I really wouldn't worry about it.
Have you ever heard the saying, "actions speak louder than words?" Well it's true.
Our kids are developing their language right now. They are discovering how to articulate their thoughts, WHILE they are discovering what their thoughts are, why they are, and what they mean. They haven't understood a word's context or value, or it's full definition.
Their feelings are raw, and overwhelming. They don't yet fully understood how to react to their emotions, nor what their emotions mean.
Take for example how a younger child will refer to all animals as either a dog, or a snake. The cat is a dog, the fish is a snake, the goat is a dog and a lizard is a snake. Everything is either a truck or a mommy. It's not because those things are true, it's because their associations of words are still developing. Likewise, a sad confused child will often behave angrily, because they don't know how to express their feeling, they don't know how to be heard, their frustrated and overwhelmed about the feeling itself, etc. So a doll gets taken away from one child by another child, and the child hits/screams at/pushes/etc. the offender.

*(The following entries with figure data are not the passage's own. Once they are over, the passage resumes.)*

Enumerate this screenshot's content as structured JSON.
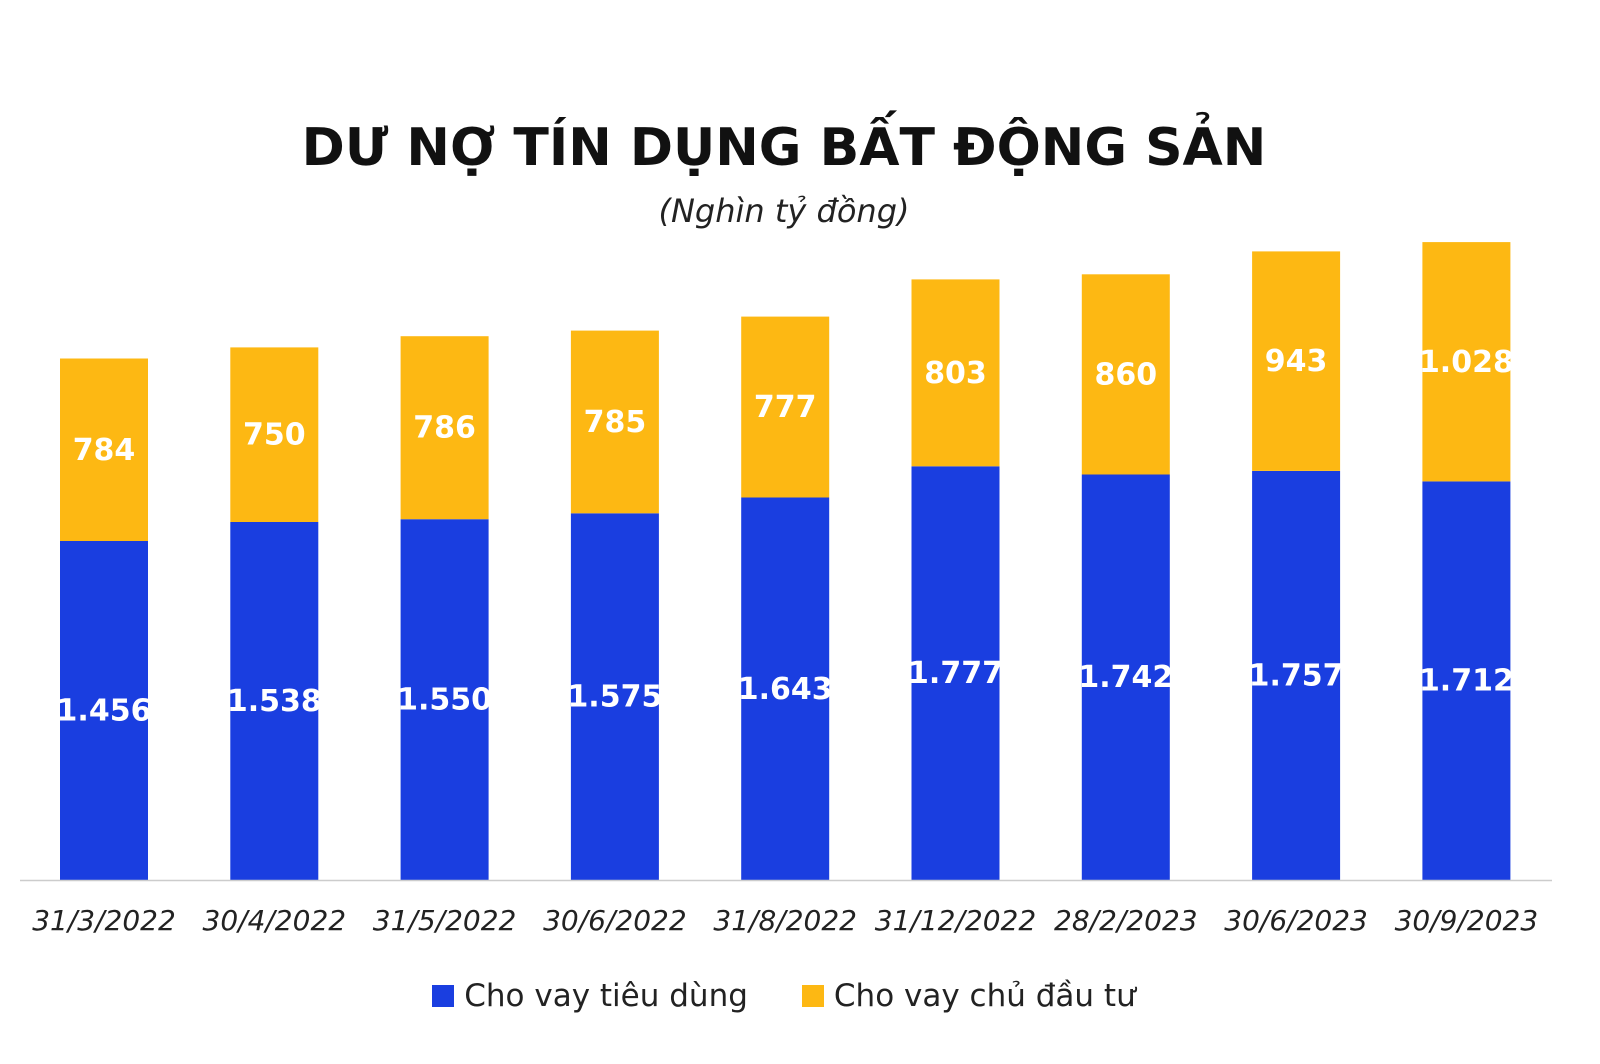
{
  "colors": {
    "consumer": "#1a3ee0",
    "developer": "#fdb813",
    "axis": "#cccccc"
  },
  "chart_data": {
    "type": "bar",
    "stacked": true,
    "title": "DƯ NỢ TÍN DỤNG BẤT ĐỘNG SẢN",
    "subtitle": "(Nghìn tỷ đồng)",
    "categories": [
      "31/3/2022",
      "30/4/2022",
      "31/5/2022",
      "30/6/2022",
      "31/8/2022",
      "31/12/2022",
      "28/2/2023",
      "30/6/2023",
      "30/9/2023"
    ],
    "series": [
      {
        "name": "Cho vay tiêu dùng",
        "values": [
          1456,
          1538,
          1550,
          1575,
          1643,
          1777,
          1742,
          1757,
          1712
        ],
        "labels": [
          "1.456",
          "1.538",
          "1.550",
          "1.575",
          "1.643",
          "1.777",
          "1.742",
          "1.757",
          "1.712"
        ]
      },
      {
        "name": "Cho vay chủ đầu tư",
        "values": [
          784,
          750,
          786,
          785,
          777,
          803,
          860,
          943,
          1028
        ],
        "labels": [
          "784",
          "750",
          "786",
          "785",
          "777",
          "803",
          "860",
          "943",
          "1.028"
        ]
      }
    ],
    "ylim": [
      0,
      2800
    ],
    "grid": false,
    "legend_position": "bottom"
  }
}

They are also gaging reactions.
They are learning to be grownups. We are teaching them how to be adults. But they are still kids.

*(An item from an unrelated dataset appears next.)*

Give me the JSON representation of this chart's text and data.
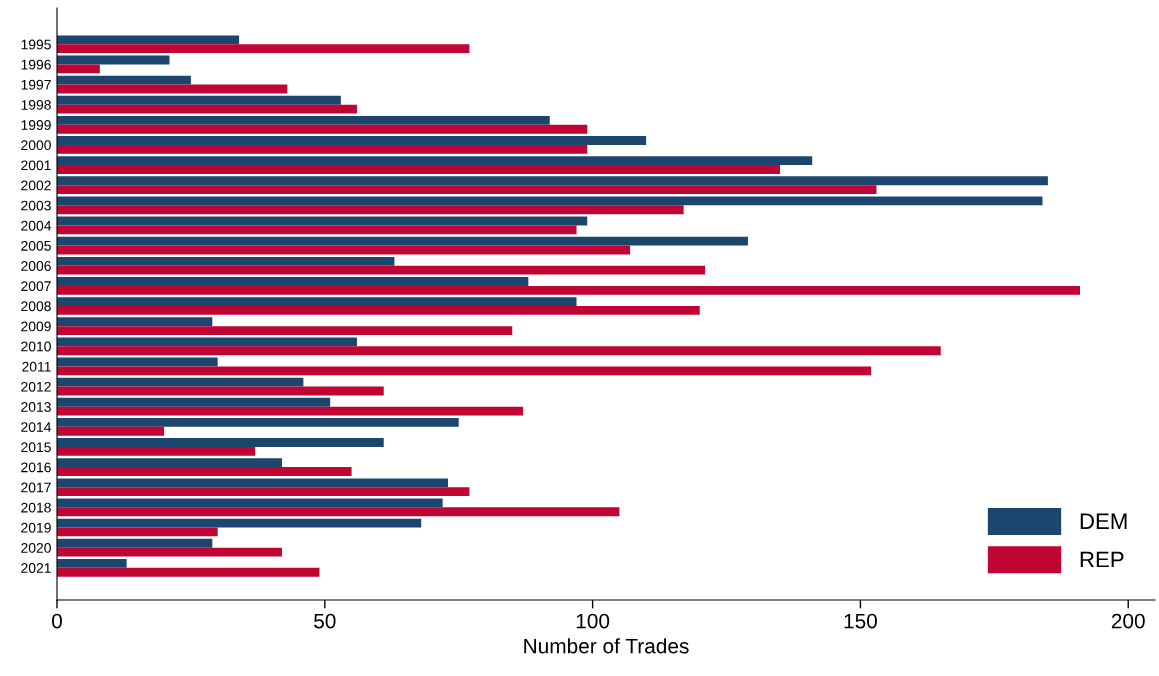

My children (almost three, just turned four) have said this. For example, my niece (when she first came to live with us) would say, "I don't love you, I love my mommy!" What she meant, was, "I'm angry that my mommy is gone. I blame you, because and I'm confused and scared. I miss my mommy. Why is my mommy gone?" But she doesn't yet know that those are her feelings, nor how to express them. Because she was three years old, not 30 years old.

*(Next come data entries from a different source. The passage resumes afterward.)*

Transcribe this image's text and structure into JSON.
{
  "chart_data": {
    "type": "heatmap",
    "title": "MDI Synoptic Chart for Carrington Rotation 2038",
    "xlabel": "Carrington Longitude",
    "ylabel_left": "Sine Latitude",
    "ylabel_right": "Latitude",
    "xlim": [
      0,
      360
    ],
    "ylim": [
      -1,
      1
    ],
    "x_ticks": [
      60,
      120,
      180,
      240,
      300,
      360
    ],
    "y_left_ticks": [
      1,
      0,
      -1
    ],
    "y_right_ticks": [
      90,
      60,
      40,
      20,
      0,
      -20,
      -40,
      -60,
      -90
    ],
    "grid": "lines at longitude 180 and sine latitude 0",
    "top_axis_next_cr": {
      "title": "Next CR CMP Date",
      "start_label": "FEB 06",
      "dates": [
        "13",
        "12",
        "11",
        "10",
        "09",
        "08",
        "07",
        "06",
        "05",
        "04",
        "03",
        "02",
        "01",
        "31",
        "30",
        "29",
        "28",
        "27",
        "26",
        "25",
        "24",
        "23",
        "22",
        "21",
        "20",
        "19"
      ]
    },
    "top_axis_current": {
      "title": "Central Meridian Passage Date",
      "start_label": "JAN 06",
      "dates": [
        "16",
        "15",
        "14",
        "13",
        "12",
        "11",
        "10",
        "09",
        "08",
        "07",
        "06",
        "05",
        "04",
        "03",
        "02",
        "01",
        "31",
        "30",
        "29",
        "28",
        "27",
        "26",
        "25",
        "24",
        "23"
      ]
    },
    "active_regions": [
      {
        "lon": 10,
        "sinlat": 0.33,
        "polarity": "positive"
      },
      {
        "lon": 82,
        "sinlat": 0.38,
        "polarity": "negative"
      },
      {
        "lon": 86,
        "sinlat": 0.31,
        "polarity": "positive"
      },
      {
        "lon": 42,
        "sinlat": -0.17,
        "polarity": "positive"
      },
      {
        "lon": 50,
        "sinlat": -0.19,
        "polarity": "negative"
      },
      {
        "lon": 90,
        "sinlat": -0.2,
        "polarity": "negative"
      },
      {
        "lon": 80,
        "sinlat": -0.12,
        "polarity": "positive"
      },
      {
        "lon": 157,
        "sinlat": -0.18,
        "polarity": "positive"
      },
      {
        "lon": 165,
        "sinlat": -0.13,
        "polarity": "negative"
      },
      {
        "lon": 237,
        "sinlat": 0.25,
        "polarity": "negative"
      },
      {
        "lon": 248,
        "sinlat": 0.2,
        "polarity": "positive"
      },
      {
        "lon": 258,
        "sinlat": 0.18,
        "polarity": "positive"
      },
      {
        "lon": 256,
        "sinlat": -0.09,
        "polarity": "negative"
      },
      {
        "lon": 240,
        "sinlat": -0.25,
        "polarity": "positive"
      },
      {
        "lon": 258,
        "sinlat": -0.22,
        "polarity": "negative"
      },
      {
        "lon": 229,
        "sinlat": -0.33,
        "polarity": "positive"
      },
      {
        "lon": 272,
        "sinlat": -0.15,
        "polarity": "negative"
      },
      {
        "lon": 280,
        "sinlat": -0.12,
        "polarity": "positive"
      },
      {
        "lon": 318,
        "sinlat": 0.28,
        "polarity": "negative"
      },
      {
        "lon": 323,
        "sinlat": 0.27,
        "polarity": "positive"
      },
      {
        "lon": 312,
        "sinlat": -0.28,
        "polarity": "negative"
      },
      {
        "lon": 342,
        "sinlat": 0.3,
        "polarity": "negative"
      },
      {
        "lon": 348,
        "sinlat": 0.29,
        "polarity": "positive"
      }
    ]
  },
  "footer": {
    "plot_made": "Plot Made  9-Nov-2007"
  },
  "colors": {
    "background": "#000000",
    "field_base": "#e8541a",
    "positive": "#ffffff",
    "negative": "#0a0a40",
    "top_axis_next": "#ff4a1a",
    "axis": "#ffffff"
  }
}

I responded, "You can love your Mommy and me. I love your mommy and I miss her too. I feel sad when you say you don't love me, but I love you and I will no matter what. I hear you feel angry. You get to be angry. You don't get to be mean to (my daughter's name) or me because you are angry. You can ask for a hug and you can talk to me, if you'd like."
It took about a month, and then she stopped saying it. (we implemented many more techniques, and time ins (not outs), and based discipline around positive reinforcement alone. because the root of her anger and behavioral issues was deep trauma and grief. It was necessary to become more permissive while she regressed/healed - sort of a building back up again).
My daughter just said this a few days ago. She was upset because I told them we were done reading bedtime stories. She said, "me no love you mommy." What she meant was, "I am upset with you because I want to read more, and you are telling me no. I feel powerless." Here, I said, " (insert name), saying that is hurtful. I know that you love me, and saying that you don't, because you are frustrated, is not okay. You are allowed to be frustrated, but you are not allowed to treat me poorly." She said, "Okay mommy. I sorry."
And that was that.
In all situations, it's helpful to name their feelings for them, because they learn how to recognize their emotions and how to express them. "I see you feel sad when the dog popped your balloon," or, "I hear you feel angry when ____ ran into you," etc.
He's just learning language and what it means. He's not ACTUALLY meaning that he doesn't love his daddy. I know it's rough to hear, but try not to take it too seriously.